The definition does not apply to negative assessments of Israel’s policies — many of which are troubling and ripe for denunciation, as are the policies of so many other countries. Rather, it helps unmask antisemitism cleverly disguised as compassionate criticism. It defines the talking points that have stealthily made antisemitism acceptable in mainstream society and hoodwinked some social justice activists into becoming unwitting accomplices.

A sharper, clearer and comprehensive definition is critical when many still have no idea what antisemitism is. According to an American Jewish Committee survey last fall, an astonishing 46% of the American public have either never heard the term antisemitism (21%) or heard the term but are unsure of what it means (25%).

That’s especially scary after the coronavirus pandemic, divisive elections and the national reckoning over racial justice spawned or revived a litany of antisemitic tropes. With that in mind, AJC recently updated “Translate Hate,” a glossary of 40 antisemitic expressions, some of which have existed for millenniums, others invented in the past year.

As a longtime religion reporter, I’d heard some of the terms. Others I’d never encountered, only because I’d never looked. When I did, the glossary brought them into clear focus.

It explains why the terms are antisemitic when used in certain contexts and includes examples of contemporary Jew hatred from the right, left, radical extremists and conspiracy theorists.

For example, as COVID-19 spread in the U.S., the term “Holocough” debuted on white supremacist and neo-Nazi channels as a rallying cry to infect and kill Jews with coronavirus.

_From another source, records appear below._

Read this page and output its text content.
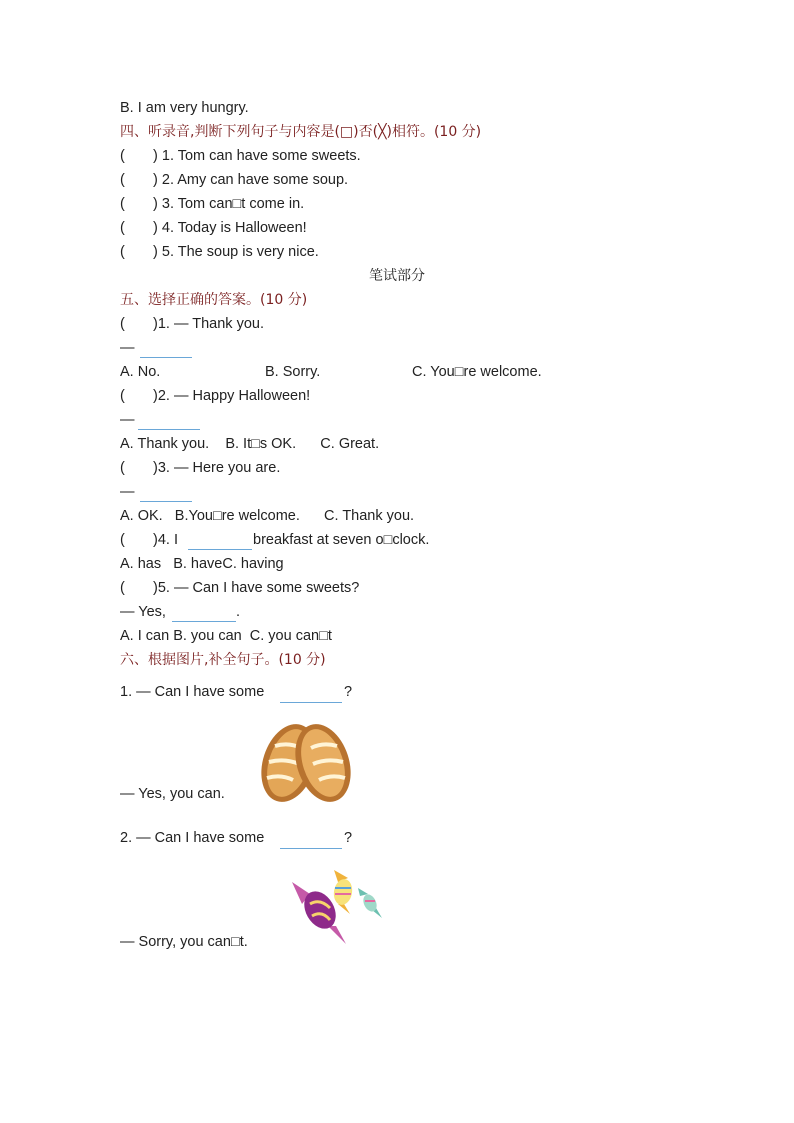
B. I am very hungry.
四、听录音,判断下列句子与内容是(□)否(╳)相符。(10 分)
(       ) 1. Tom can have some sweets.
(       ) 2. Amy can have some soup.
(       ) 3. Tom can□t come in.
(       ) 4. Today is Halloween!
(       ) 5. The soup is very nice.
笔试部分
五、选择正确的答案。(10 分)
(       )1. — Thank you.
—
A. No.	B. Sorry.	C. You□re welcome.
(       )2. — Happy Halloween!
—
A. Thank you.    B. It□s OK.      C. Great.
(       )3. — Here you are.
—
A. OK.   B.You□re welcome.      C. Thank you.
(       )4. I	breakfast at seven o□clock.
A. has   B. haveC. having
(       )5. — Can I have some sweets?
— Yes,	.
A. I can B. you can  C. you can□t
六、根据图片,补全句子。(10 分)
1. — Can I have some	?
— Yes, you can.
2. — Can I have some	?
— Sorry, you can□t.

The phrase “poisoning the well” reemerged on far-right fringe platforms that blamed Jews for spreading the virus. Far-left platforms replaced the word “Jews” with “Israel” and accused the Jewish state of using the virus to hurt Palestinians or profiting off the vaccine.

Other lies and conspiracies about Jews surfaced within segments of the Black Lives Matter movement, including a false claim condemned by the Council of the American Historical Association that Jews played an outsized role in the Atlantic slave trade.

The “deadly exchange” trope also gained steam — a suggestion that training programs between the U.S. and Israeli police forces have fueled American police brutality against Black Americans by promulgating tactics allegedly used against Palestinians. The gross analogy appeared in demonstrations last summer when protesters chanted “Israel, we know you, you murder children, too.”

And then, there was the election and the so-called steal — a lie orchestrated by followers of the antisemitic and wildly imaginative “QAnon conspiracy. The far-right cybercult recycles stereotypes about Jewish elites who control a “deep state” government and revives medieval blood libel accusations by casting children as victims of a satanic cabal of pedophiles and cannibals. (If you’re not familiar with blood libels, you can look that up too.)

Like any virus, antisemitism mutates, making it next to impossible for lexicographers to keep up and for governments to recognize its many variants. Accordingly, the “Translate Hate” glossary includes the IHRA Working Definition of antisemitism to help flag any new terms or conspiracies that might arise.

A clear understanding of antisemitic lexicon and its history is key to recognizing and fighting the rising hatred of Jews. History has proven that we can’t always count on dictionaries. That’s OK. For the sharpest and clearest picture, antisemitism should be seen in higher definition anyway.

Manya Brachear Pashman is co-host of “People of the Pod,” an American Jewish Committee podcast about global affairs through a Jewish lens. She covered religion for the Chicago Tribune between 2003 and 2018.